In all 3 instances, after literally mauling their opponents in a Test series; England, Australia and South Africa promptly lost or barely drew the ODI series' that followed
England soundly beat India at it own game in a 4 Test Series 2-1 in India and mercifully the Australia v Sri Lanka and the South Africa v New Zealand series' were only 2-3 Tests long.
The hosts in both the series won all the test matches.
In all the 3 series' the strongest Test teams were happy to show their muscle in the Tests but under various guises fielded watered down versions of their Test squads during the ODI leg.
I have been surprised at how long the ODI has survived after the advent of the T20 format and the franchise model. But may be... just may be, England, Australia and South Africa are inadvertently making some sort of a statement that the ODI has become irrelevant.
Surely the ODI isn't as profitable as the T20. One can presume this is true because because if the statement were false, surely the IPL would have had at least a few 50 over games in a season.

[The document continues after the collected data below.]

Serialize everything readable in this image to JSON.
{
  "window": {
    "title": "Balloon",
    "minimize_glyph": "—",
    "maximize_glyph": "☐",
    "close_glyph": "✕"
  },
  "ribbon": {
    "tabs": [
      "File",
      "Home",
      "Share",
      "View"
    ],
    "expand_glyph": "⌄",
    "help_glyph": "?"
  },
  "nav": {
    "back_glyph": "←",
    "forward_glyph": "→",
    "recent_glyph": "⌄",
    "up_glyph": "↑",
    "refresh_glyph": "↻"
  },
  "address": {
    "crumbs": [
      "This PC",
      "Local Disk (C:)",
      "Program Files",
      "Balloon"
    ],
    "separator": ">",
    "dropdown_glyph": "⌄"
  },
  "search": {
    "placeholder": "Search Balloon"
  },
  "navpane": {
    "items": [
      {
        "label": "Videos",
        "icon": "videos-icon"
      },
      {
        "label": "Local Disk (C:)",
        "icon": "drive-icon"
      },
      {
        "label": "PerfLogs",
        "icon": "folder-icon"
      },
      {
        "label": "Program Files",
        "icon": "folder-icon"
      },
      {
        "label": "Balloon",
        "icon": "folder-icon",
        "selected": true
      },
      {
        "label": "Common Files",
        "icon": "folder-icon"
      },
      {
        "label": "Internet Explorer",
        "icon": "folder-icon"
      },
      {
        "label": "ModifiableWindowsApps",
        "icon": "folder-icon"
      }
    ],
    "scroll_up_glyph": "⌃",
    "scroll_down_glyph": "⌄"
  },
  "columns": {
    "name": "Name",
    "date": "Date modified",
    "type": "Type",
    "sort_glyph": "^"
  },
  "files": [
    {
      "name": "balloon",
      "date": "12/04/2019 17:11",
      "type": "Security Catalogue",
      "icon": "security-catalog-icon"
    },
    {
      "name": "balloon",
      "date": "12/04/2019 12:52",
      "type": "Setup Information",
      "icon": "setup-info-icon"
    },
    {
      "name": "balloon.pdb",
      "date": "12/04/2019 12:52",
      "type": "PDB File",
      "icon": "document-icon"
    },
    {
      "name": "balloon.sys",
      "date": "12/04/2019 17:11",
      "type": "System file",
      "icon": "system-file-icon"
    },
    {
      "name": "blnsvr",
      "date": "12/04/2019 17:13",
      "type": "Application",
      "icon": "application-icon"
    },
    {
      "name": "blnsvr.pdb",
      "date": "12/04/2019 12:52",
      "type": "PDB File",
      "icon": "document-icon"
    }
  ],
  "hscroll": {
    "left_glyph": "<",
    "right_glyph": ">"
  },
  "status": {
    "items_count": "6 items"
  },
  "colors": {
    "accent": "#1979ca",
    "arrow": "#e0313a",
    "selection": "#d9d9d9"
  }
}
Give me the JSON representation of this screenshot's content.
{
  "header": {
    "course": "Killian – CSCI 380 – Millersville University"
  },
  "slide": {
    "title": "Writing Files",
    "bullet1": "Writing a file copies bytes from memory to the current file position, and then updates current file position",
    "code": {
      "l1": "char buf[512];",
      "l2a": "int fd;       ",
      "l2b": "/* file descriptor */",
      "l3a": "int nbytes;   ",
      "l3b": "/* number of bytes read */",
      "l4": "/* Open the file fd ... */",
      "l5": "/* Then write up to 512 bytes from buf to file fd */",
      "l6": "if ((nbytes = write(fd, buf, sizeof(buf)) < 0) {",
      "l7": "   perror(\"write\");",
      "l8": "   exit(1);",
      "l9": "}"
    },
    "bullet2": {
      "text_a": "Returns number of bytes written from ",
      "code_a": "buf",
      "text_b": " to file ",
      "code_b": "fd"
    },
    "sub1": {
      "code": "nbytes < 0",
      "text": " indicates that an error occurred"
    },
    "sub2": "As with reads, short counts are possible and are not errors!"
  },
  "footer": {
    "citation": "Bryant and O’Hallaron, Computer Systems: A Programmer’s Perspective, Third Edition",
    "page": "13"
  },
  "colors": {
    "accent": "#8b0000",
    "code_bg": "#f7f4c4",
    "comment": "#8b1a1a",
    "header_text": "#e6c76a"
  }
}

So why are we still playing the format when clearly the best international teams don't think much of it. Even when India were doing well in Tests rarely would they field their strongest ODI teams for the ODI leg of any series.
May be when the current TV contracts run out, the next ones will not have any ODI requirements in the schedule. May be its the existing TV contracts that is keeping the ODI alive.
1 comment:
ODI is the one format in which India and MS Dhoni,in particular, are doing well. Unlikely that BCCI or MS Dhoni - two entities who have veto power in World Cricket - will agree to abandon it.